Revisiting the Bitter Lesson: LLMs and the Case for Reinforcement Learning

Models & Research

The Engineer

3 Oct 2025 · 4 min read

Richard Sutton’s “Bitter Lesson” warns against over-relying on human expertise in AI, yet recent advances in LLMs suggest a nuanced need for reinforcement learning to bridge the gap.

01 Oct, 2025

I recently had a chance to listen to the Dwarkesh pod with Sutton, which sparked some interesting thoughts on the state of AI research, particularly in the context of Large Language Models (LLMs) and the "Bitter Lesson."

For those unfamiliar, Richard Sutton's "The Bitter Lesson" has become a foundational text in the LLM community. The essay argues that the most effective approaches to AI are those that leverage massive amounts of computation with minimal human intervention. This idea is often summarized as being "bitter lesson pilled," meaning an approach is considered valid if it scales well with additional compute. LLMs, which have shown remarkable performance gains as they grow in size and training data, seem to embody this principle perfectly.

However, Sutton himself isn't so convinced that LLMs are truly "bitter lesson pilled." This is a bit of a twist for the community, given how much we've leaned on his ideas. Here’s why:

Finite Human Data: LLMs are trained on vast datasets of human-generated text, which, while extensive, are finite. What happens when you run out of new data? How do you avoid perpetuating biases inherent in human language?
Supervised Learning vs. Reinforcement Learning: Sutton argues that supervised learning, where models are fine-tuned on labeled data, is fundamentally different from how animals learn. Animals don’t receive direct supervision; they learn through interaction and reinforcement. This raises questions about the scalability and generalizability of LLMs.

In the podcast, Dwarkesh, representing the LLM researcher perspective, and Sutton, a self-described "classicist," have a fascinating exchange. Sutton envisions an AI system more akin to Alan Turing’s idea of a "child machine", a system that learns through dynamic interaction with the environment rather than through static pretraining on human data.
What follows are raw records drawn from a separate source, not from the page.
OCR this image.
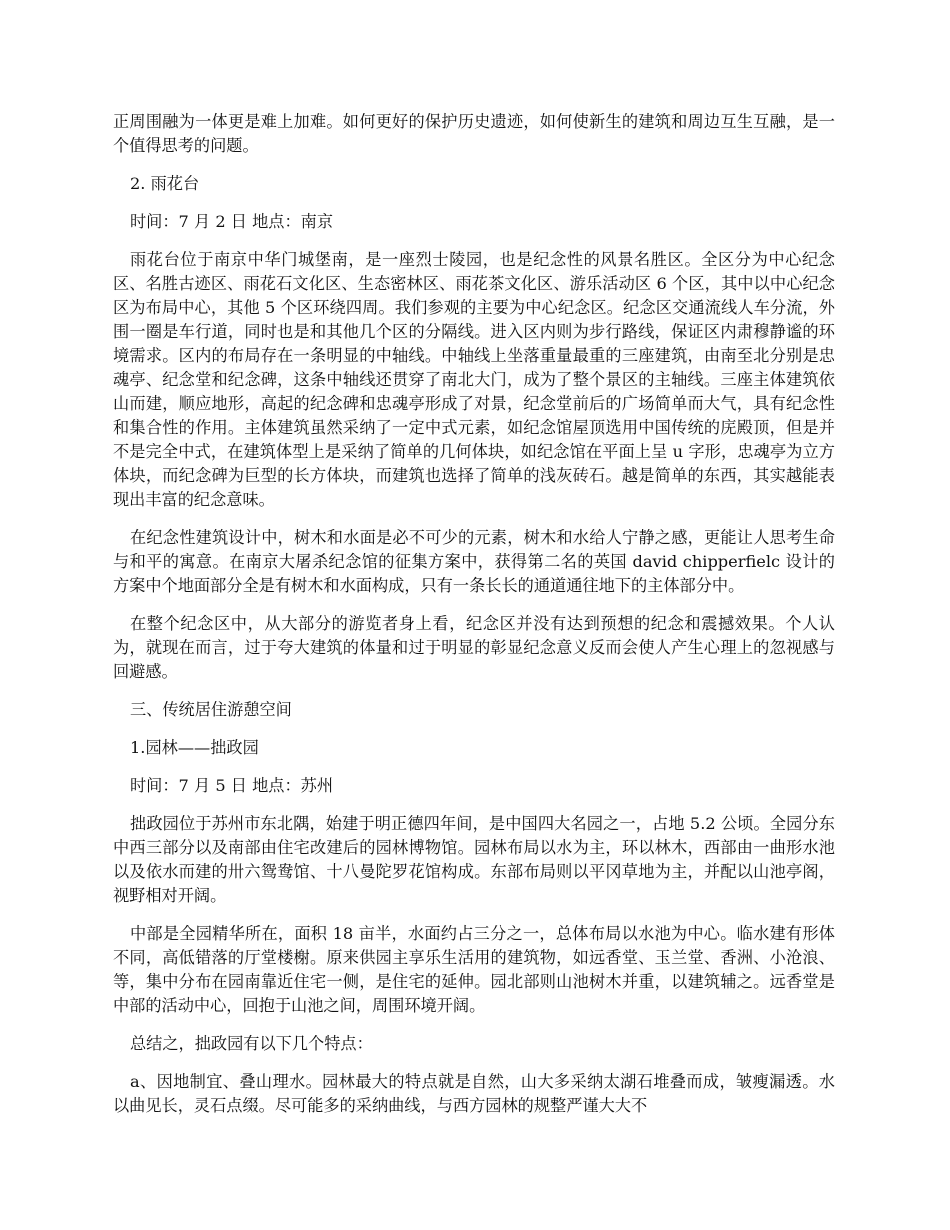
正周围融为一体更是难上加难。如何更好的保护历史遗迹，如何使新生的建筑和周边互生互融，是一个值得思考的问题。

2. 雨花台

时间：7 月 2 日 地点：南京

雨花台位于南京中华门城堡南，是一座烈士陵园，也是纪念性的风景名胜区。全区分为中心纪念区、名胜古迹区、雨花石文化区、生态密林区、雨花茶文化区、游乐活动区 6 个区，其中以中心纪念区为布局中心，其他 5 个区环绕四周。我们参观的主要为中心纪念区。纪念区交通流线人车分流，外围一圈是车行道，同时也是和其他几个区的分隔线。进入区内则为步行路线，保证区内肃穆静谧的环境需求。区内的布局存在一条明显的中轴线。中轴线上坐落重量最重的三座建筑，由南至北分别是忠魂亭、纪念堂和纪念碑，这条中轴线还贯穿了南北大门，成为了整个景区的主轴线。三座主体建筑依山而建，顺应地形，高起的纪念碑和忠魂亭形成了对景，纪念堂前后的广场简单而大气，具有纪念性和集合性的作用。主体建筑虽然采纳了一定中式元素，如纪念馆屋顶选用中国传统的庑殿顶，但是并不是完全中式，在建筑体型上是采纳了简单的几何体块，如纪念馆在平面上呈 u 字形，忠魂亭为立方体块，而纪念碑为巨型的长方体块，而建筑也选择了简单的浅灰砖石。越是简单的东西，其实越能表现出丰富的纪念意味。

在纪念性建筑设计中，树木和水面是必不可少的元素，树木和水给人宁静之感，更能让人思考生命与和平的寓意。在南京大屠杀纪念馆的征集方案中，获得第二名的英国 david chipperfielc 设计的方案中个地面部分全是有树木和水面构成，只有一条长长的通道通往地下的主体部分中。

在整个纪念区中，从大部分的游览者身上看，纪念区并没有达到预想的纪念和震撼效果。个人认为，就现在而言，过于夸大建筑的体量和过于明显的彰显纪念意义反而会使人产生心理上的忽视感与回避感。

三、传统居住游憩空间

1.园林——拙政园

时间：7 月 5 日 地点：苏州

拙政园位于苏州市东北隅，始建于明正德四年间，是中国四大名园之一，占地 5.2 公顷。全园分东中西三部分以及南部由住宅改建后的园林博物馆。园林布局以水为主，环以林木，西部由一曲形水池以及依水而建的卅六鸳鸯馆、十八曼陀罗花馆构成。东部布局则以平冈草地为主，并配以山池亭阁，视野相对开阔。

中部是全园精华所在，面积 18 亩半，水面约占三分之一，总体布局以水池为中心。临水建有形体不同，高低错落的厅堂楼榭。原来供园主享乐生活用的建筑物，如远香堂、玉兰堂、香洲、小沧浪、等，集中分布在园南靠近住宅一侧，是住宅的延伸。园北部则山池树木并重，以建筑辅之。远香堂是中部的活动中心，回抱于山池之间，周围环境开阔。

总结之，拙政园有以下几个特点：

a、因地制宜、叠山理水。园林最大的特点就是自然，山大多采纳太湖石堆叠而成，皱瘦漏透。水以曲见长，灵石点缀。尽可能多的采纳曲线，与西方园林的规整严谨大大不
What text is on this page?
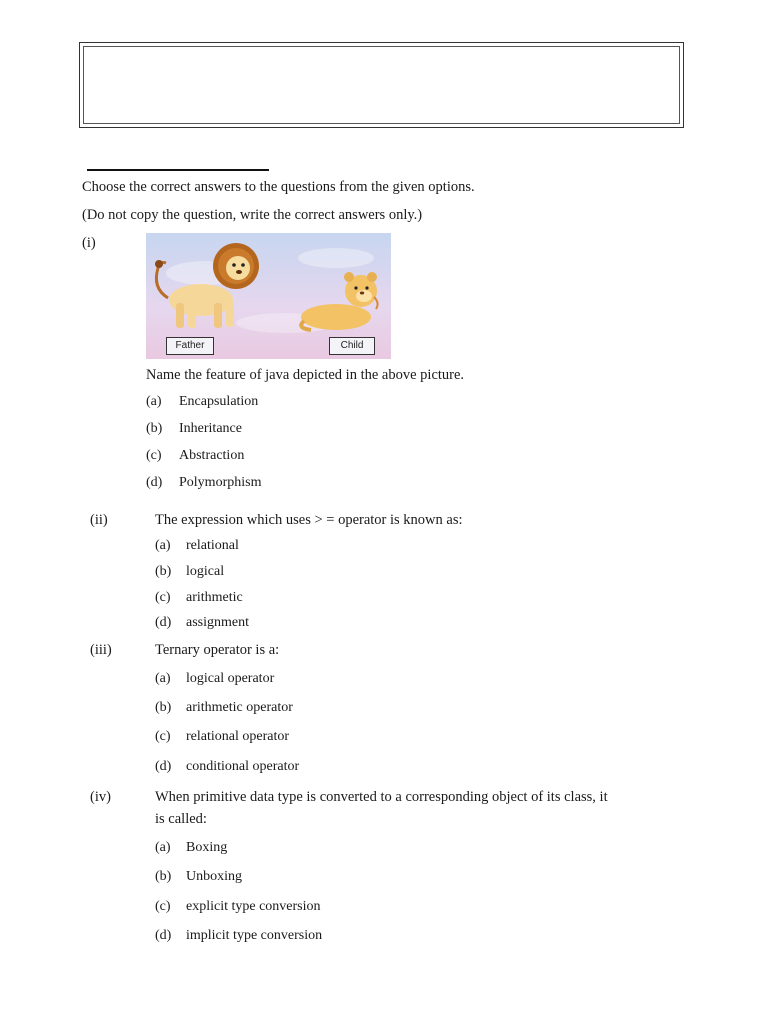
Choose the correct answers to the questions from the given options.
(Do not copy the question, write the correct answers only.)
(i)
Father	Child
Name the feature of java depicted in the above picture.
(a) Encapsulation
(b) Inheritance
(c) Abstraction
(d) Polymorphism
(ii)	The expression which uses > = operator is known as:
(a) relational
(b) logical
(c) arithmetic
(d) assignment
(iii)	Ternary operator is a:
(a) logical operator
(b) arithmetic operator
(c) relational operator
(d) conditional operator
(iv)	When primitive data type is converted to a corresponding object of its class, it
is called:
(a) Boxing
(b) Unboxing
(c) explicit type conversion
(d) implicit type conversion
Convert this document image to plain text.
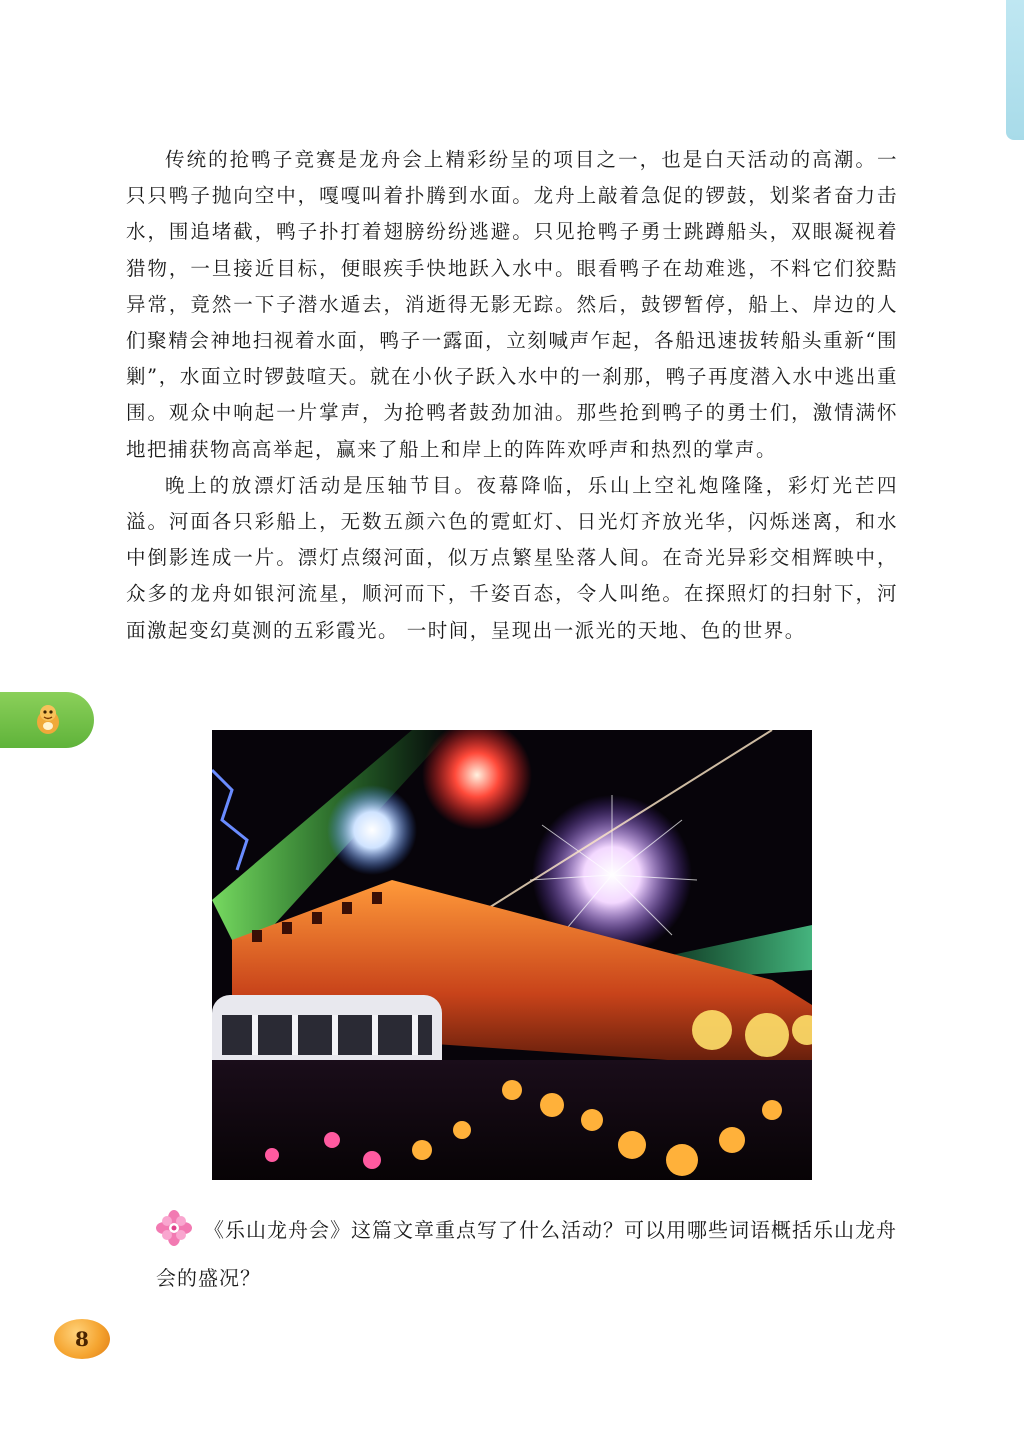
传统的抢鸭子竞赛是龙舟会上精彩纷呈的项目之一，也是白天活动的高潮。一只只鸭子抛向空中，嘎嘎叫着扑腾到水面。龙舟上敲着急促的锣鼓，划桨者奋力击水，围追堵截，鸭子扑打着翅膀纷纷逃避。只见抢鸭子勇士跳蹲船头，双眼凝视着猎物，一旦接近目标，便眼疾手快地跃入水中。眼看鸭子在劫难逃，不料它们狡黠异常，竟然一下子潜水遁去，消逝得无影无踪。然后，鼓锣暂停，船上、岸边的人们聚精会神地扫视着水面，鸭子一露面，立刻喊声乍起，各船迅速拔转船头重新“围剿”，水面立时锣鼓喧天。就在小伙子跃入水中的一刹那，鸭子再度潜入水中逃出重围。观众中响起一片掌声，为抢鸭者鼓劲加油。那些抢到鸭子的勇士们，激情满怀地把捕获物高高举起，赢来了船上和岸上的阵阵欢呼声和热烈的掌声。

晚上的放漂灯活动是压轴节目。夜幕降临，乐山上空礼炮隆隆，彩灯光芒四溢。河面各只彩船上，无数五颜六色的霓虹灯、日光灯齐放光华，闪烁迷离，和水中倒影连成一片。漂灯点缀河面，似万点繁星坠落人间。在奇光异彩交相辉映中，众多的龙舟如银河流星，顺河而下，千姿百态，令人叫绝。在探照灯的扫射下，河面激起变幻莫测的五彩霞光。 一时间，呈现出一派光的天地、色的世界。

《乐山龙舟会》这篇文章重点写了什么活动？可以用哪些词语概括乐山龙舟会的盛况？
8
Here are some key points from Sutton’s perspective:

No Giant Pretraining Stage: In Sutton's view, there shouldn’t be a massive initial training phase where the model imitates web content. Instead, the model should learn continuously through interaction.
No Supervised Finetuning: Animals don’t receive direct instruction; they observe and learn from their environment. This is a crucial difference from LLMs, which often undergo supervised finetuning.
Intrinsic Motivation: Sutton emphasizes the importance of intrinsic rewards like curiosity and fun. These motivate learning in animals and should be incorporated into AI systems.
Continuous Learning: Unlike LLMs, which are typically trained once and then deployed, Sutton’s ideal system would continue to learn and adapt during deployment.

Sutton’s approach is fundamentally rooted in reinforcement learning (RL), where the agent learns by interacting with its environment. This contrasts sharply with the pretraining-finetuning paradigm of LLMs. He argues that even if pretraining is seen as a form of initialization, it still introduces human biases that can limit the model's potential.

One of Sutton’s favorite examples is AlphaZero vs. AlphaGo. AlphaZero, which starts from scratch and learns through self-play, eventually outperforms AlphaGo, which initializes from human games. This suggests that starting with a clean slate and learning through interaction might be more powerful than relying on pre-existing data.

Sutton’s vision aligns more closely with the animal kingdom, where learning is continuous and driven by intrinsic motivations. He believes that if we can understand how simpler animals like squirrels learn, we would be much closer to solving AI.

My Take

While Sutton's ideas are compelling, they also raise significant practical challenges. LLMs have demonstrated impressive performance on a wide range of tasks, and their scalability with compute is hard to ignore. However, the issues of data finiteness and bias are real and need addressing. Perhaps a hybrid approach that combines elements of both worlds, leveraging large datasets while incorporating continuous learning and intrinsic motivations, could be the way forward.

In any case, Sutton’s critique serves as a valuable reminder to keep questioning our assumptions and exploring different paths in AI research.